Products: what the substrate is turned into after binding to the enzyme; gets released

Factors that affect Enzyme Activity:

1.  Temperature: rate increases with temp. increase only until the temperature optimum is reached; maximizes random molecular movement

·  Optimal temp range for most human enzymes = 35-40° C (94-99° F )

2.  pH: pH optimum = pH 4 to 6; pepsin (a digestive enzyme) works best at pH 2

3.  Ionic Concentration: high ion concentrations (salt) slow down enzyme activity

4.  Cofactors & Coenzymes: presence of small non-protein molecules required for proper enzyme catalysis

·  Cofactors = inorganic (Zn, Cu, metals)

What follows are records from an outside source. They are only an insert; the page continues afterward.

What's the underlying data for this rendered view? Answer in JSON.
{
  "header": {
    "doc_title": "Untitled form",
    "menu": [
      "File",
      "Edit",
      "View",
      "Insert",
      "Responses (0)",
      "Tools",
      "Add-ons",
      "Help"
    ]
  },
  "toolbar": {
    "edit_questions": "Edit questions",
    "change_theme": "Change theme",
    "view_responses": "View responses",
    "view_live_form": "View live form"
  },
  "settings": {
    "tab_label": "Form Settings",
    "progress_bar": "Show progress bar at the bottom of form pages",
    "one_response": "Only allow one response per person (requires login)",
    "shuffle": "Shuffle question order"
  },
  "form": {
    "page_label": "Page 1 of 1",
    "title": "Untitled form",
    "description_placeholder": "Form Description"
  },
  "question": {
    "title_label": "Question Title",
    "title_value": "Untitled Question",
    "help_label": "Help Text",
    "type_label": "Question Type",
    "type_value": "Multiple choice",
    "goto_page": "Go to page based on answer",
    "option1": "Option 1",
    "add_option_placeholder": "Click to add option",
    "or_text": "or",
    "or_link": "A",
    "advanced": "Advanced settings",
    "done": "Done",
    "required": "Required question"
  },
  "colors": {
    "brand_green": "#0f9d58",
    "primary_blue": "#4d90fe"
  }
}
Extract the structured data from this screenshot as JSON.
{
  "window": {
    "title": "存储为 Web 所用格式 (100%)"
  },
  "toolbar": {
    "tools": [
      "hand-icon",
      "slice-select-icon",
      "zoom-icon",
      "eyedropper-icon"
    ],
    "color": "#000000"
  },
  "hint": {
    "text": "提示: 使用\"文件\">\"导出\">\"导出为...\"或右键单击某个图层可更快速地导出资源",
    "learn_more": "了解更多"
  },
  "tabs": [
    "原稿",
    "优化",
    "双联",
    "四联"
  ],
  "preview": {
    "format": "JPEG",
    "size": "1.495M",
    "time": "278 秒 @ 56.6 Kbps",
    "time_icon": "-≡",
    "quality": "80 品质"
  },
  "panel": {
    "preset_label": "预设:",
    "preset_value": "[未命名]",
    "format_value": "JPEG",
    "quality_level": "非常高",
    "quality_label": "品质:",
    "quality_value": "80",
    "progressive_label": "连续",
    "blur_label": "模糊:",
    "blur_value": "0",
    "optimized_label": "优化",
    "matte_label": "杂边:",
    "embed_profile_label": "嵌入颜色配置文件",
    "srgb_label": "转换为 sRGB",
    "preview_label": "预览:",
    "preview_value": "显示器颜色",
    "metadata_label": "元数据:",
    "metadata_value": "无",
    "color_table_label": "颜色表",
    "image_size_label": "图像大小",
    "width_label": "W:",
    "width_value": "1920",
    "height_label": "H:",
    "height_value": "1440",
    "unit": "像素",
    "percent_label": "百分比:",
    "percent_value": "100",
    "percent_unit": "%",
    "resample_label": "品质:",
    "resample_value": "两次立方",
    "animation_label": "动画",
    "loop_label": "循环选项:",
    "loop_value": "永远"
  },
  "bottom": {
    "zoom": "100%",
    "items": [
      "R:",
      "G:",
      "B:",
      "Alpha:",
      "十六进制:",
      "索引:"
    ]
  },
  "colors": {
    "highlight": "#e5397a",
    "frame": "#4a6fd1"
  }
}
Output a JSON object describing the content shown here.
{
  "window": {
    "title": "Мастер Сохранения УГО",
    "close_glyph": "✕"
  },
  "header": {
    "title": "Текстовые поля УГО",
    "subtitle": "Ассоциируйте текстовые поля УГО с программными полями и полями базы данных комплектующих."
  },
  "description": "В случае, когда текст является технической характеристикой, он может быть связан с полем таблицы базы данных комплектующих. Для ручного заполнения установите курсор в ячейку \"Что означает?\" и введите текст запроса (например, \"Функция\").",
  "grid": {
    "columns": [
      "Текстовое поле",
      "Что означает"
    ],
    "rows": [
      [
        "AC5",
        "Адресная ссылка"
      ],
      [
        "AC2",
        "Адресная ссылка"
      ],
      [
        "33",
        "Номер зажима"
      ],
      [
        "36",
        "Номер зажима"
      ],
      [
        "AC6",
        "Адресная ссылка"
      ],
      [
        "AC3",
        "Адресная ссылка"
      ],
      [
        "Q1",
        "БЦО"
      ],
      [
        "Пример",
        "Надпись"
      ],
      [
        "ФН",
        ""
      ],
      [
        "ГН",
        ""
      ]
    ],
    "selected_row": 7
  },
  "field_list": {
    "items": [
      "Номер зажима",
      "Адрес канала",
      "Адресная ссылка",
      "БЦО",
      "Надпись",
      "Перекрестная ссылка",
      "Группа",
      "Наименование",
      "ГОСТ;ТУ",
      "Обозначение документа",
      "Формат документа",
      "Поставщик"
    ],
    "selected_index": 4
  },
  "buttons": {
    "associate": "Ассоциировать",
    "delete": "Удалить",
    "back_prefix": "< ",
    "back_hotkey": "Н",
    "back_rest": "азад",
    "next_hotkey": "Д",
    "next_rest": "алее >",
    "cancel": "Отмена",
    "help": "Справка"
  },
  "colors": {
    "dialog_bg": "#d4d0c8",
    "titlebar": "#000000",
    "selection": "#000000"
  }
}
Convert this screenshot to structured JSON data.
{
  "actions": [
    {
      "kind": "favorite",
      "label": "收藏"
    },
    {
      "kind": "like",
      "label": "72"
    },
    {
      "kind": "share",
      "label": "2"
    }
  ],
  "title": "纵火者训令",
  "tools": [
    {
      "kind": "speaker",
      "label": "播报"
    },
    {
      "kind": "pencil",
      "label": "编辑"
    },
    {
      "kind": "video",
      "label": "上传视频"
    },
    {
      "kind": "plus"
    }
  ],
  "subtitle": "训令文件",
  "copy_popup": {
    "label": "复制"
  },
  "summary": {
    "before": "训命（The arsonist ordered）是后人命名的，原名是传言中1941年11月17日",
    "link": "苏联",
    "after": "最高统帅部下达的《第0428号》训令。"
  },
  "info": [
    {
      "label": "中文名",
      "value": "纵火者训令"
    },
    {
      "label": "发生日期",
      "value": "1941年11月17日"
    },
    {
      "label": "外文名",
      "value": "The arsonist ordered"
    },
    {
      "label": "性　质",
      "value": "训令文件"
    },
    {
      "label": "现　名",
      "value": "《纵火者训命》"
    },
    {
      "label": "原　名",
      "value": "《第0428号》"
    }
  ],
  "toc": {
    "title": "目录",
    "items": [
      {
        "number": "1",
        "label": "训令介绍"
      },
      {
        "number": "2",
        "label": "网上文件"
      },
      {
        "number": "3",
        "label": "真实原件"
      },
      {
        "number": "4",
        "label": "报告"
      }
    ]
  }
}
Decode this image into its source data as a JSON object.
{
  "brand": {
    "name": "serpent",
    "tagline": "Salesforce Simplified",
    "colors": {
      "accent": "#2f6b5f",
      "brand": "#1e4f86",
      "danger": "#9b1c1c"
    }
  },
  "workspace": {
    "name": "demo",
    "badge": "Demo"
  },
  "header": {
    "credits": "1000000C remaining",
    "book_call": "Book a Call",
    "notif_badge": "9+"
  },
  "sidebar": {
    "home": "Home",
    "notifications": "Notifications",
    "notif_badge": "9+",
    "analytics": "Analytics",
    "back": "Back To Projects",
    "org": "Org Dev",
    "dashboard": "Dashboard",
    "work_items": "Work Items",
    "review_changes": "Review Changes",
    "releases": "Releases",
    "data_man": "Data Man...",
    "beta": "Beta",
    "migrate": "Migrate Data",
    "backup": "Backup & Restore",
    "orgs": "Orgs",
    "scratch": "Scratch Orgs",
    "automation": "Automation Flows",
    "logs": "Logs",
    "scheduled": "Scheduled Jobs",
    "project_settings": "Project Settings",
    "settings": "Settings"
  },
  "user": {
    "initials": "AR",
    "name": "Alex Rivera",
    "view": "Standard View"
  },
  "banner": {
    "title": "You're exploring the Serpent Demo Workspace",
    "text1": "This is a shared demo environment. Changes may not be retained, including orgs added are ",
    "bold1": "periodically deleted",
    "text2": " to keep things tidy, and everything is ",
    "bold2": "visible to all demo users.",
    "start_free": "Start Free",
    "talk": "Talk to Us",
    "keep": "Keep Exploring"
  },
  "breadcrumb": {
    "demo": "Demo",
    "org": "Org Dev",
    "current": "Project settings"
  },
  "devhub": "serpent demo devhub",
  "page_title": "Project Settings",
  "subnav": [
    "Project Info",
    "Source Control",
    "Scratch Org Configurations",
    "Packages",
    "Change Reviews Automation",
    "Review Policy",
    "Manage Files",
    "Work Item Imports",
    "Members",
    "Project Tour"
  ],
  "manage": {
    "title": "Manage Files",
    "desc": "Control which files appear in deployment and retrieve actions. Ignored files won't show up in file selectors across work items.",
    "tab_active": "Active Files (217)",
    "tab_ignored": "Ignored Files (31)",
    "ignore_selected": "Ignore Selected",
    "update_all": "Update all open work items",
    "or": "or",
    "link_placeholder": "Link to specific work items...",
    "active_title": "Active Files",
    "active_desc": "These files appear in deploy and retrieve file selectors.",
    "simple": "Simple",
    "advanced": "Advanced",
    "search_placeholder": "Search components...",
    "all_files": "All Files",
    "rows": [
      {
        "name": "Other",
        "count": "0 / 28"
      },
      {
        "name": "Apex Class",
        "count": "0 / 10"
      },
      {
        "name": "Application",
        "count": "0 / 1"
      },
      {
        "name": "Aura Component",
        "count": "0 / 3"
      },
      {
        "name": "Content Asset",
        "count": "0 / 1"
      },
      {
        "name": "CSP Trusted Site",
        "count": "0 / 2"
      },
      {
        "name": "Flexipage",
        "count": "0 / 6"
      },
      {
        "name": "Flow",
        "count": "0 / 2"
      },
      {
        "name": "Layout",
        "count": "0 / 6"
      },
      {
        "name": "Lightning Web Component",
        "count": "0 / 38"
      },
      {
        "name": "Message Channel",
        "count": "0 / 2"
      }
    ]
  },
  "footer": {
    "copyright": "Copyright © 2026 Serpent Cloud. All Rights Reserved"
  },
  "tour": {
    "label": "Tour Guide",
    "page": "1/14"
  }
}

·  Coenzymes = organic (vitamins)

5.  Enzyme Inhibitors: substance that binds to an enzyme and decreases its activity

·  Competitive Inhibition = resemble an enzymes normal substrate, compete with it for the active site, block it

·  Noncompetitive Inhibition = binds to another part of the enzyme besides the active site; causes the enzyme to change shape so the active site can’t bind to the substrate

6.  Allosteric Regulation: receptor site on some part of the enzyme other than the active site; serve as a chemical “on/off” switch (activator/inhibitor)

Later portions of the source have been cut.